As a retrospective cohort study, our findings are inherently subject to biases associated with this design. A significant percentage of participants (23.69%) were lost to follow-up during the study period, which may introduce selection bias. Those who did not continue care may differ substantially from those who remained in the study, leading to an underestimation of the true mortality risk among HIV-infected children on HAART. Furthermore, treatment adherence was assessed through self-reporting of missed doses, which can be subject to recall bias and social desirability bias. Participants may underreport missed doses to appear more adherent, resulting in an overestimation of adherence levels. The study was conducted in 13 HFs across Ethiopia, which may limit the generalisability of our findings to other regions or healthcare settings. Additionally, while our study emphasises survival and mortality predictors, the absence of detailed data on opportunistic infections limits our understanding of the complex interplay between opportunistic infections (OIs) and treatment outcomes.
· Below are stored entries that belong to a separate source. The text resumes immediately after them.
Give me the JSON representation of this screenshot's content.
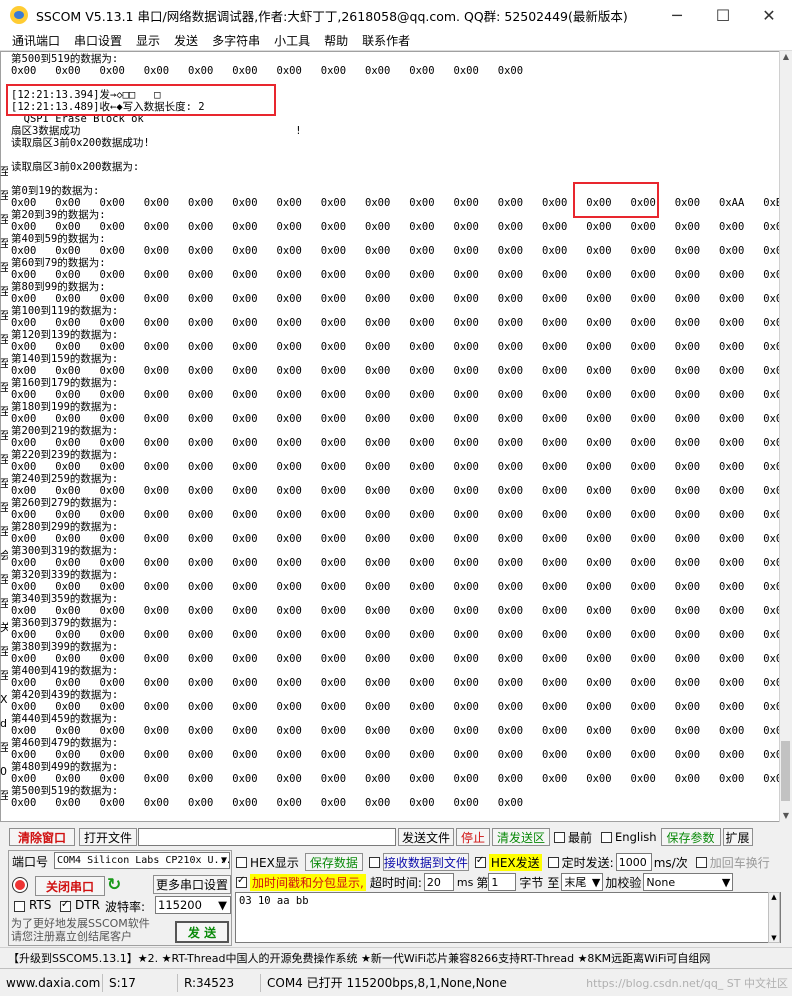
{
  "window": {
    "title": "SSCOM V5.13.1 串口/网络数据调试器,作者:大虾丁丁,2618058@qq.com. QQ群:  52502449(最新版本)",
    "minimize": "─",
    "maximize": "☐",
    "close": "✕"
  },
  "menu": [
    "通讯端口",
    "串口设置",
    "显示",
    "发送",
    "多字符串",
    "小工具",
    "帮助",
    "联系作者"
  ],
  "receive": {
    "lines": [
      "第500到519的数据为:",
      "0x00   0x00   0x00   0x00   0x00   0x00   0x00   0x00   0x00   0x00   0x00   0x00",
      "",
      "[12:21:13.394]发→◇□□   □",
      "[12:21:13.489]收←◆写入数据长度: 2",
      "  QSPI Erase Block ok",
      "扇区3数据成功                                  !",
      "读取扇区3前0x200数据成功!",
      "",
      "读取扇区3前0x200数据为:",
      "",
      "第0到19的数据为:",
      "0x00   0x00   0x00   0x00   0x00   0x00   0x00   0x00   0x00   0x00   0x00   0x00   0x00   0x00   0x00   0x00   0xAA   0xBB   0x00   0x00",
      "第20到39的数据为:",
      "0x00   0x00   0x00   0x00   0x00   0x00   0x00   0x00   0x00   0x00   0x00   0x00   0x00   0x00   0x00   0x00   0x00   0x00   0x00   0x00",
      "第40到59的数据为:",
      "0x00   0x00   0x00   0x00   0x00   0x00   0x00   0x00   0x00   0x00   0x00   0x00   0x00   0x00   0x00   0x00   0x00   0x00   0x00   0x00",
      "第60到79的数据为:",
      "0x00   0x00   0x00   0x00   0x00   0x00   0x00   0x00   0x00   0x00   0x00   0x00   0x00   0x00   0x00   0x00   0x00   0x00   0x00   0x00",
      "第80到99的数据为:",
      "0x00   0x00   0x00   0x00   0x00   0x00   0x00   0x00   0x00   0x00   0x00   0x00   0x00   0x00   0x00   0x00   0x00   0x00   0x00   0x00",
      "第100到119的数据为:",
      "0x00   0x00   0x00   0x00   0x00   0x00   0x00   0x00   0x00   0x00   0x00   0x00   0x00   0x00   0x00   0x00   0x00   0x00   0x00   0x00",
      "第120到139的数据为:",
      "0x00   0x00   0x00   0x00   0x00   0x00   0x00   0x00   0x00   0x00   0x00   0x00   0x00   0x00   0x00   0x00   0x00   0x00   0x00   0x00",
      "第140到159的数据为:",
      "0x00   0x00   0x00   0x00   0x00   0x00   0x00   0x00   0x00   0x00   0x00   0x00   0x00   0x00   0x00   0x00   0x00   0x00   0x00   0x00",
      "第160到179的数据为:",
      "0x00   0x00   0x00   0x00   0x00   0x00   0x00   0x00   0x00   0x00   0x00   0x00   0x00   0x00   0x00   0x00   0x00   0x00   0x00   0x00",
      "第180到199的数据为:",
      "0x00   0x00   0x00   0x00   0x00   0x00   0x00   0x00   0x00   0x00   0x00   0x00   0x00   0x00   0x00   0x00   0x00   0x00   0x00   0x00",
      "第200到219的数据为:",
      "0x00   0x00   0x00   0x00   0x00   0x00   0x00   0x00   0x00   0x00   0x00   0x00   0x00   0x00   0x00   0x00   0x00   0x00   0x00   0x00",
      "第220到239的数据为:",
      "0x00   0x00   0x00   0x00   0x00   0x00   0x00   0x00   0x00   0x00   0x00   0x00   0x00   0x00   0x00   0x00   0x00   0x00   0x00   0x00",
      "第240到259的数据为:",
      "0x00   0x00   0x00   0x00   0x00   0x00   0x00   0x00   0x00   0x00   0x00   0x00   0x00   0x00   0x00   0x00   0x00   0x00   0x00   0x00",
      "第260到279的数据为:",
      "0x00   0x00   0x00   0x00   0x00   0x00   0x00   0x00   0x00   0x00   0x00   0x00   0x00   0x00   0x00   0x00   0x00   0x00   0x00   0x00",
      "第280到299的数据为:",
      "0x00   0x00   0x00   0x00   0x00   0x00   0x00   0x00   0x00   0x00   0x00   0x00   0x00   0x00   0x00   0x00   0x00   0x00   0x00   0x00",
      "第300到319的数据为:",
      "0x00   0x00   0x00   0x00   0x00   0x00   0x00   0x00   0x00   0x00   0x00   0x00   0x00   0x00   0x00   0x00   0x00   0x00   0x00   0x00",
      "第320到339的数据为:",
      "0x00   0x00   0x00   0x00   0x00   0x00   0x00   0x00   0x00   0x00   0x00   0x00   0x00   0x00   0x00   0x00   0x00   0x00   0x00   0x00",
      "第340到359的数据为:",
      "0x00   0x00   0x00   0x00   0x00   0x00   0x00   0x00   0x00   0x00   0x00   0x00   0x00   0x00   0x00   0x00   0x00   0x00   0x00   0x00",
      "第360到379的数据为:",
      "0x00   0x00   0x00   0x00   0x00   0x00   0x00   0x00   0x00   0x00   0x00   0x00   0x00   0x00   0x00   0x00   0x00   0x00   0x00   0x00",
      "第380到399的数据为:",
      "0x00   0x00   0x00   0x00   0x00   0x00   0x00   0x00   0x00   0x00   0x00   0x00   0x00   0x00   0x00   0x00   0x00   0x00   0x00   0x00",
      "第400到419的数据为:",
      "0x00   0x00   0x00   0x00   0x00   0x00   0x00   0x00   0x00   0x00   0x00   0x00   0x00   0x00   0x00   0x00   0x00   0x00   0x00   0x00",
      "第420到439的数据为:",
      "0x00   0x00   0x00   0x00   0x00   0x00   0x00   0x00   0x00   0x00   0x00   0x00   0x00   0x00   0x00   0x00   0x00   0x00   0x00   0x00",
      "第440到459的数据为:",
      "0x00   0x00   0x00   0x00   0x00   0x00   0x00   0x00   0x00   0x00   0x00   0x00   0x00   0x00   0x00   0x00   0x00   0x00   0x00   0x00",
      "第460到479的数据为:",
      "0x00   0x00   0x00   0x00   0x00   0x00   0x00   0x00   0x00   0x00   0x00   0x00   0x00   0x00   0x00   0x00   0x00   0x00   0x00   0x00",
      "第480到499的数据为:",
      "0x00   0x00   0x00   0x00   0x00   0x00   0x00   0x00   0x00   0x00   0x00   0x00   0x00   0x00   0x00   0x00   0x00   0x00   0x00   0x00",
      "第500到519的数据为:",
      "0x00   0x00   0x00   0x00   0x00   0x00   0x00   0x00   0x00   0x00   0x00   0x00"
    ],
    "left_clip": [
      "至",
      "至",
      "至",
      "至",
      "至",
      "至",
      "至",
      "至",
      "至",
      "至",
      "至",
      "至",
      "至",
      "至",
      "至",
      "至",
      "会",
      "至",
      "至",
      "关",
      "至",
      "至",
      "X",
      "d",
      "至",
      "0",
      "至"
    ]
  },
  "toolbar1": {
    "clear": "清除窗口",
    "open_file": "打开文件",
    "file_path": "",
    "send_file": "发送文件",
    "stop": "停止",
    "clear_send": "清发送区",
    "topmost": "最前",
    "english": "English",
    "save_params": "保存参数",
    "expand": "扩展"
  },
  "port": {
    "port_label": "端口号",
    "port_value": "COM4 Silicon Labs CP210x U...",
    "close_port": "关闭串口",
    "more_settings": "更多串口设置",
    "rts": "RTS",
    "dtr": "DTR",
    "baud_label": "波特率:",
    "baud_value": "115200",
    "promo": "为了更好地发展SSCOM软件\n请您注册嘉立创结尾客户",
    "refresh_icon": "refresh-icon"
  },
  "options": {
    "hex_show": "HEX显示",
    "save_data": "保存数据",
    "recv_to_file": "接收数据到文件",
    "hex_send": "HEX发送",
    "timed_send": "定时发送:",
    "interval": "1000",
    "unit": "ms/次",
    "add_crlf": "加回车换行",
    "timestamp": "加时间戳和分包显示,",
    "timeout_label": "超时时间:",
    "timeout": "20",
    "ms": "ms",
    "nth": "第",
    "byte_start": "1",
    "byte_unit": "字节",
    "to": "至",
    "end_value": "末尾",
    "checksum_label": "加校验",
    "checksum_value": "None",
    "send_button": "发  送",
    "send_text": "03 10 aa bb"
  },
  "ad": "【升级到SSCOM5.13.1】★2. ★RT-Thread中国人的开源免费操作系统 ★新一代WiFi芯片兼容8266支持RT-Thread ★8KM远距离WiFi可自组网",
  "status": {
    "site": "www.daxia.com",
    "sent": "S:17",
    "recv": "R:34523",
    "port_state": "COM4 已打开  115200bps,8,1,None,None",
    "watermark": "https://blog.csdn.net/qq_     ST 中文社区"
  },
  "colors": {
    "highlight": "#e8262e",
    "danger": "#d01010",
    "ok": "#0a8a0a",
    "yellow": "#ffff00"
  }
}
Despite these limitations, our study provides valuable insights into the long-term survival of HIV-infected children on HAART in Ethiopia. Future research should focus on prospective designs and more comprehensive data collection methods to validate and expand on our findings.

Conclusion

This study highlights the significant long-term mortality risk among HIV-positive children on HAART in Ethiopia, with a sharp decline in survival after 6 years of treatment. Key factors contributing to higher mortality include poor adherence, low baseline CD4 count, female gender and rural residence. Despite advances in early diagnosis and HAART access, retention in care remains a challenge among children taking HAART in Ethiopia. This finding underscores the need for targeted interventions to improve adherence and address barriers to long-term care, ultimately aiming to reduce mortality and improve survival outcomes for HIV-positive children in Ethiopia.

Acknowledgements

The authors are grateful to the Ethiopian Public Health Institute. The authors would like to express their special thanks to all data collectors.

Footnotes

Funding: The authors have not declared a specific grant for this research from any funding agency in the public, commercial or not-for-profit sectors.

Patient consent for publication: Not applicable.

Ethics approval: This study involves human participants. "The ethical approval was obtained as part of HIV-1 treatment failure and acquired drug resistance among first-line antiretroviral experienced patients in Ethiopia’ from the Ethiopian Public Health Institute Scientific and Ethical Review Office with approval number; EPHI-613/505. Participants gave informed consent to participate before taking part in the study".

Provenance and peer review: Not commissioned; externally peer reviewed.

Patient and public involvement: Patients and/or the public were not involved in the design, or conduct, or reporting or dissemination plans of this research.

Data availability statement

Data are available on reasonable request.